Curses keeps its own buffer with an idea of what the screen should look like. When you call refresh(), it adjusts the screen to match that buffer, which means everything that curses doesn't know about will be overwritten (*).
printf, and the output of any external command, bypass that buffer, going directly to the screen (more exactly, to standard output, which happens to be connected to the screen, because they inherit their standard output from your shell).
So, to get your printf output into curses, you need to replace printf with printw. To get the output of the other program into curses, you have to capture its output into your program, then feed it to curses.
The easy way to do this is redirect the output to a file, then read the file:
system("ls > tempfile");
if ((fp=fopen("tempfile", "r"))!=NULL) {
while (fgets(buf, sizeof buf, fp))
printw("%s", buf);
fclose(fp);
}
WARNING: this example is stripped down a lot, to give you an idea.
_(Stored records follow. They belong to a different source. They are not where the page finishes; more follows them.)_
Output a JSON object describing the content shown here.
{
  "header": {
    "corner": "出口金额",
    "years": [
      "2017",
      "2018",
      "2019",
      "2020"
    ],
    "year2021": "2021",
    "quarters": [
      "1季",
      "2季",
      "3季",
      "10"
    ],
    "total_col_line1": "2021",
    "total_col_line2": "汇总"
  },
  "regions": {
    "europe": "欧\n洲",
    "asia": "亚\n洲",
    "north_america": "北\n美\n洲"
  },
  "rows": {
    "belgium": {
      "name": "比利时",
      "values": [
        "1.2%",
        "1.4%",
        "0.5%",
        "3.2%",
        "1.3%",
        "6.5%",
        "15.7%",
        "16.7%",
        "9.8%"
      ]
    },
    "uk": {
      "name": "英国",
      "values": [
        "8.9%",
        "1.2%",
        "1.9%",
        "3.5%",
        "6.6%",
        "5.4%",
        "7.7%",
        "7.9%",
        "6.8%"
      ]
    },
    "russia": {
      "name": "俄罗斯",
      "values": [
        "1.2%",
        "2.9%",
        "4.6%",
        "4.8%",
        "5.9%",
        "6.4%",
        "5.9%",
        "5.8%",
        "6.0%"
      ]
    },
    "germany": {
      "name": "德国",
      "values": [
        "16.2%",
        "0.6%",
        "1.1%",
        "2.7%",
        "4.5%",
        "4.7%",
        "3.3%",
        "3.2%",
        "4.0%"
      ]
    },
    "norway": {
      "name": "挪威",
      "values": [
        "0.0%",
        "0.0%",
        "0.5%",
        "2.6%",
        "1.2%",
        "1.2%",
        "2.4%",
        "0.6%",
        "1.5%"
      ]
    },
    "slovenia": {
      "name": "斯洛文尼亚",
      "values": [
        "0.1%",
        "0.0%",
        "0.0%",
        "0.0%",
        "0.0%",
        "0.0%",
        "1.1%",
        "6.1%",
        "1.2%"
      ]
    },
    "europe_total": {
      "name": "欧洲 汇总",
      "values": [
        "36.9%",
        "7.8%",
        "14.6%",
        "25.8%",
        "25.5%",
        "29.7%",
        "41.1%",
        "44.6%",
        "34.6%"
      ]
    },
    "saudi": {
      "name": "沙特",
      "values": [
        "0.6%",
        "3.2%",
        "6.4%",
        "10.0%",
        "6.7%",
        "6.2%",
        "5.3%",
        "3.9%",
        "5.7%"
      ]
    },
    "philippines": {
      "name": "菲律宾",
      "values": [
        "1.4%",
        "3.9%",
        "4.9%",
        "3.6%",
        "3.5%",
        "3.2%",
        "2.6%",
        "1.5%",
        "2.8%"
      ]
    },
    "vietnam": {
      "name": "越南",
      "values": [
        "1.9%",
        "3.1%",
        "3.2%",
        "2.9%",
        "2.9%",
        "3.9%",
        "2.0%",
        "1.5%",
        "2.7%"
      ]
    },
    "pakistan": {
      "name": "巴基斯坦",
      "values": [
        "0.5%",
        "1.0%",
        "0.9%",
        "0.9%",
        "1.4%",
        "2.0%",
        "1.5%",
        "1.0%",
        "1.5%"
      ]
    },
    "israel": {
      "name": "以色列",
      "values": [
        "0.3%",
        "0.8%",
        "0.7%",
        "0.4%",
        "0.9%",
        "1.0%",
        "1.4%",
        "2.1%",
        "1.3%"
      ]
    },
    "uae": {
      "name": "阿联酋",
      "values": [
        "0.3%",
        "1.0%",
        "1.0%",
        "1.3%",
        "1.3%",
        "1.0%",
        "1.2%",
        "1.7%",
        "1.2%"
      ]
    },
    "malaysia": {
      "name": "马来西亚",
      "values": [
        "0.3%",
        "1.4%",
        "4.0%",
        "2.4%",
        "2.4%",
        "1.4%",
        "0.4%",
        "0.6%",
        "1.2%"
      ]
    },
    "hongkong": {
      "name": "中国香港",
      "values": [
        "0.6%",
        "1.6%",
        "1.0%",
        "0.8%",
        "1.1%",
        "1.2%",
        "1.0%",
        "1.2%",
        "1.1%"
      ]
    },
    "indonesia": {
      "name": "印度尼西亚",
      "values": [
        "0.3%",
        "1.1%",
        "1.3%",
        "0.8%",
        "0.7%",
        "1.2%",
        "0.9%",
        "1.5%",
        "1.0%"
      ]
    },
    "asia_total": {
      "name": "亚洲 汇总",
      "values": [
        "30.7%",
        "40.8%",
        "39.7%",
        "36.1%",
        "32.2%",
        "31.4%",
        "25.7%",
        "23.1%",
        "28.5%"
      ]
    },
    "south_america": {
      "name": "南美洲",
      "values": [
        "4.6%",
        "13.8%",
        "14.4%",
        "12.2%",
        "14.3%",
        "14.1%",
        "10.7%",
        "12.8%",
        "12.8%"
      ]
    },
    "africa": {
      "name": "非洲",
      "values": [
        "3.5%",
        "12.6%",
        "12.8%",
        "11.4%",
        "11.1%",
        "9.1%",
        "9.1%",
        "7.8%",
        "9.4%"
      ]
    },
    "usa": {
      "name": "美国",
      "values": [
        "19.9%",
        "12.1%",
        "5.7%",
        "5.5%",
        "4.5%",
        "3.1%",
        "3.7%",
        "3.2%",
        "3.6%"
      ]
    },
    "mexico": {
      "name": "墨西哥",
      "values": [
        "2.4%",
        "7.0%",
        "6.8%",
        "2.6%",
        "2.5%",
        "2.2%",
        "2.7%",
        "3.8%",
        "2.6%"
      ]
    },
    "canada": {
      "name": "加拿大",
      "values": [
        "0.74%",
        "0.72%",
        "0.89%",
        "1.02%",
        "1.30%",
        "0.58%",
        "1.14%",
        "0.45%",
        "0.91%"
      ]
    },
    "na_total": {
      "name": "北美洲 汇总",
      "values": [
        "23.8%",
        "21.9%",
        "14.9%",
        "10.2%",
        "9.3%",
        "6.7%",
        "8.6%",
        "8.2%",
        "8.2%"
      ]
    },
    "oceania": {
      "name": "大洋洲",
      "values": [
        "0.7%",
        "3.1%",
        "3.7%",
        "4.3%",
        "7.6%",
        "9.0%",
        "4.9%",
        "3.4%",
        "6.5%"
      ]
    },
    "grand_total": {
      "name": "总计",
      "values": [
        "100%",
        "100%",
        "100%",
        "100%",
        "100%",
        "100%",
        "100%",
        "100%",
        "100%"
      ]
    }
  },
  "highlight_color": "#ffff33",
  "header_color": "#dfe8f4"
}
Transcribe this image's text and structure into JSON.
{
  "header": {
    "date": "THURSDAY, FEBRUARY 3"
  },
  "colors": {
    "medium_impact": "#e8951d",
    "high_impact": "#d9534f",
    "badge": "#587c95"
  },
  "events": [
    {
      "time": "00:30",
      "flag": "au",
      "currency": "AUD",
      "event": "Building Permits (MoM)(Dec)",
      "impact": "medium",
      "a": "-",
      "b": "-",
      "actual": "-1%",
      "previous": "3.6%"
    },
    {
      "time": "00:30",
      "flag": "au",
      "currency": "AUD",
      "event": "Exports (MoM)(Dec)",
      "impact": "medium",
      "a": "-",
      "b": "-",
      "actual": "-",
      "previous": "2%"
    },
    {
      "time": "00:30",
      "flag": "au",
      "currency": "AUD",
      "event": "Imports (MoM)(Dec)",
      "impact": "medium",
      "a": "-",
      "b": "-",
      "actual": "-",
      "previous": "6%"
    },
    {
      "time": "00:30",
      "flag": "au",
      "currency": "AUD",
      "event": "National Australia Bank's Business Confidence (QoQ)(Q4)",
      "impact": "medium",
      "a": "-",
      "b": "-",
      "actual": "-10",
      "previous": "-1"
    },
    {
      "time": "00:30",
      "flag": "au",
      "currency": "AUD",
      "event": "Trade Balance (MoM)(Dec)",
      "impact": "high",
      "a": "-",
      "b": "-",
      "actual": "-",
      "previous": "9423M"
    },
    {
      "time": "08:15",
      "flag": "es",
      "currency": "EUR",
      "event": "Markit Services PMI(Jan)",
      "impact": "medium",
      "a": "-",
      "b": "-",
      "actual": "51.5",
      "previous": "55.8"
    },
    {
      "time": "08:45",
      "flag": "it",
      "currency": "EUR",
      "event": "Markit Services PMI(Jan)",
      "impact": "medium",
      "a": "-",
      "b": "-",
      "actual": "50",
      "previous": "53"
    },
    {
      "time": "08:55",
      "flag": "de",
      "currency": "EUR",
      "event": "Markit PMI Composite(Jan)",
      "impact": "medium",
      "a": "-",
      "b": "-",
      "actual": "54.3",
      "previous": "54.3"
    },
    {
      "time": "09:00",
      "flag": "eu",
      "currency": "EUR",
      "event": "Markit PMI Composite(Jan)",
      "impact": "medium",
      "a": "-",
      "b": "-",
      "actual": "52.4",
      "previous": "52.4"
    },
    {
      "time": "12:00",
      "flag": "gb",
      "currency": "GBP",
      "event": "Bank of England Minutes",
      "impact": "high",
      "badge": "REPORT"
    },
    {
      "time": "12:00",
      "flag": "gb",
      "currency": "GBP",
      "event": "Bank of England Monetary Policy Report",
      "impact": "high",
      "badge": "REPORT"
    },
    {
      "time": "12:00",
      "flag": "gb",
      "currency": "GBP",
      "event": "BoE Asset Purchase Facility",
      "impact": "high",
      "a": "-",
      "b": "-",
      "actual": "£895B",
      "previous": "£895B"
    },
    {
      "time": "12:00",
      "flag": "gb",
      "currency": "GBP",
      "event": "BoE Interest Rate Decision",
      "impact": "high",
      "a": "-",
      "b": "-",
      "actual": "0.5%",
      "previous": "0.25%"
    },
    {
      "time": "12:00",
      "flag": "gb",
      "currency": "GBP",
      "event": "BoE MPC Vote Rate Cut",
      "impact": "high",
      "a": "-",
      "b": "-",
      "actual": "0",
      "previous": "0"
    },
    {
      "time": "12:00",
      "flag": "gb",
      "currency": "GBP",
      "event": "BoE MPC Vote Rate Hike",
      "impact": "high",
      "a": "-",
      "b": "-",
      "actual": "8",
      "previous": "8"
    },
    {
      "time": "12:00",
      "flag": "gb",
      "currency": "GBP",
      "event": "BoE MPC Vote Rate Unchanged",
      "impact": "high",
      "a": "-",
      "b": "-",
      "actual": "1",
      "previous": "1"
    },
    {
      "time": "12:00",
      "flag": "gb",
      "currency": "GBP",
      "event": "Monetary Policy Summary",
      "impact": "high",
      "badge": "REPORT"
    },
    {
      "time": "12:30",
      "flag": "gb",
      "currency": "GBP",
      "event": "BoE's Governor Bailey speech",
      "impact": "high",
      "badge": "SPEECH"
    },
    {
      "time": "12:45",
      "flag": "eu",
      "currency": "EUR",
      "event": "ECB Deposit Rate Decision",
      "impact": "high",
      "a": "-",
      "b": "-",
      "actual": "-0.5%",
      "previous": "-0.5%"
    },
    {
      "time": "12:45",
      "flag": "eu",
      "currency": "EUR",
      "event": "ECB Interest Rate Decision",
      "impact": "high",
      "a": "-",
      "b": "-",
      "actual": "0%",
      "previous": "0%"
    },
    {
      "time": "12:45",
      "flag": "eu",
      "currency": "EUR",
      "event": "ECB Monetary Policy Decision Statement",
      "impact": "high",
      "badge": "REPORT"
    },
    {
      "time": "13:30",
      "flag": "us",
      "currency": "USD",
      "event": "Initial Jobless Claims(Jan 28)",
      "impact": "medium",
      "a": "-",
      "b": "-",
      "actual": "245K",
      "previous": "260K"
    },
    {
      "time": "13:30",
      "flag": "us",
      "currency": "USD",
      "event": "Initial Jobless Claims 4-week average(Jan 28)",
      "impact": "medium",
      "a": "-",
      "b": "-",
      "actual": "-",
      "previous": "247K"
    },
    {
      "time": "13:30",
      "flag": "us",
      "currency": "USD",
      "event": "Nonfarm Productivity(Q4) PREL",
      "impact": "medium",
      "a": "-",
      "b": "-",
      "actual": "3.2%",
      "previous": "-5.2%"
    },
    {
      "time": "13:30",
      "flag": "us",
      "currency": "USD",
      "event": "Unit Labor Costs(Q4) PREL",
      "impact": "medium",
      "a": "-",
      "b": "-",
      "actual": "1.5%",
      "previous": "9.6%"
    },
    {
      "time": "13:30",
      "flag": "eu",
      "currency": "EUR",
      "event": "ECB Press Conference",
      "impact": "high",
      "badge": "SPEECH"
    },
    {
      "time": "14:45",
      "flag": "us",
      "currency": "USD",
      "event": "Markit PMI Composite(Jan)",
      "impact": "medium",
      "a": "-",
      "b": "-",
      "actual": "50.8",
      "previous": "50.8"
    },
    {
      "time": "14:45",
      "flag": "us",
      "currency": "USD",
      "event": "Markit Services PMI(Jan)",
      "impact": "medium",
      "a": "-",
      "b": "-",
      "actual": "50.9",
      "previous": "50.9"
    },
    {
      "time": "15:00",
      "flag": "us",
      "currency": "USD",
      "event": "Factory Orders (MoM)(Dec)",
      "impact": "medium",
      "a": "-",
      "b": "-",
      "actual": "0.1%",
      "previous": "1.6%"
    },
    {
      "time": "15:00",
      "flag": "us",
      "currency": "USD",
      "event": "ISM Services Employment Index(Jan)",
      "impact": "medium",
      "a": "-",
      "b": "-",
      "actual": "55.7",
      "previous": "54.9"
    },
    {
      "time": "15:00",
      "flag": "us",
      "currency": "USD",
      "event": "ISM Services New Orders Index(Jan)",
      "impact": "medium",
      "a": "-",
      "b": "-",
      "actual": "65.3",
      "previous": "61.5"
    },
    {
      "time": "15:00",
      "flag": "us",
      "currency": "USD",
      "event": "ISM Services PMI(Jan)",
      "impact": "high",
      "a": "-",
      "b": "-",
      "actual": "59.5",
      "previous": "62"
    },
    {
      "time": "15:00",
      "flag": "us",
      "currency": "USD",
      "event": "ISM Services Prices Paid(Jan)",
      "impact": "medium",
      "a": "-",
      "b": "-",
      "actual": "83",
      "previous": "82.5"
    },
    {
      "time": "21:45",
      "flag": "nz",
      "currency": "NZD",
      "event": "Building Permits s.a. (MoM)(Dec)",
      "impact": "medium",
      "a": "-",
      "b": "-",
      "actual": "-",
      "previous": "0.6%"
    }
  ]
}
It doesn't catch errors well, it uses fgets which is prone to all sorts of buffer overflows, and it uses a constant name for the temporary file which causes a lot of concurrency problems.
A better way is to create a pipe between your process and the program you're trying to run:
int p[2];
pipe(p);
if (fork()==0) { // child process
close(1);
dup(p[1]);
close(p[1]);
close(p[0]);
execlp("ls", "ls", NULL);
} else { // parent process
close(p[1]);
if ((fp=fdopen(p[0], "r"))!=NULL) {
while (fgets(buf, sizeof buf, fp))
printw("%s", buf);
fclose(fp);
}
}
Again, this example is stripped down a lot (and i typed it directly into the browser, never compiled or ran it). To really understand it, and add all the missing error checking, learn about the linux/unix process model, pipes, file descriptors vs. C file pointers - there's lots of tutorials out there, and this is far beyond your original question.
But, to sum it up: if you want curses to put anything on the screen, you have to use the appropriate curses functions. Everything that bypasses curses might get overwritten as soon as curses refreshes the screen.
(*) If curses thinks there's only difference between the screen and the internal buffer, it will update only the different charactes, not the whole screen. So, if your external program writes to parts of the screen that curses thinks don't have to be updated, it will leave those parts alone, which means part of your program's output will remain.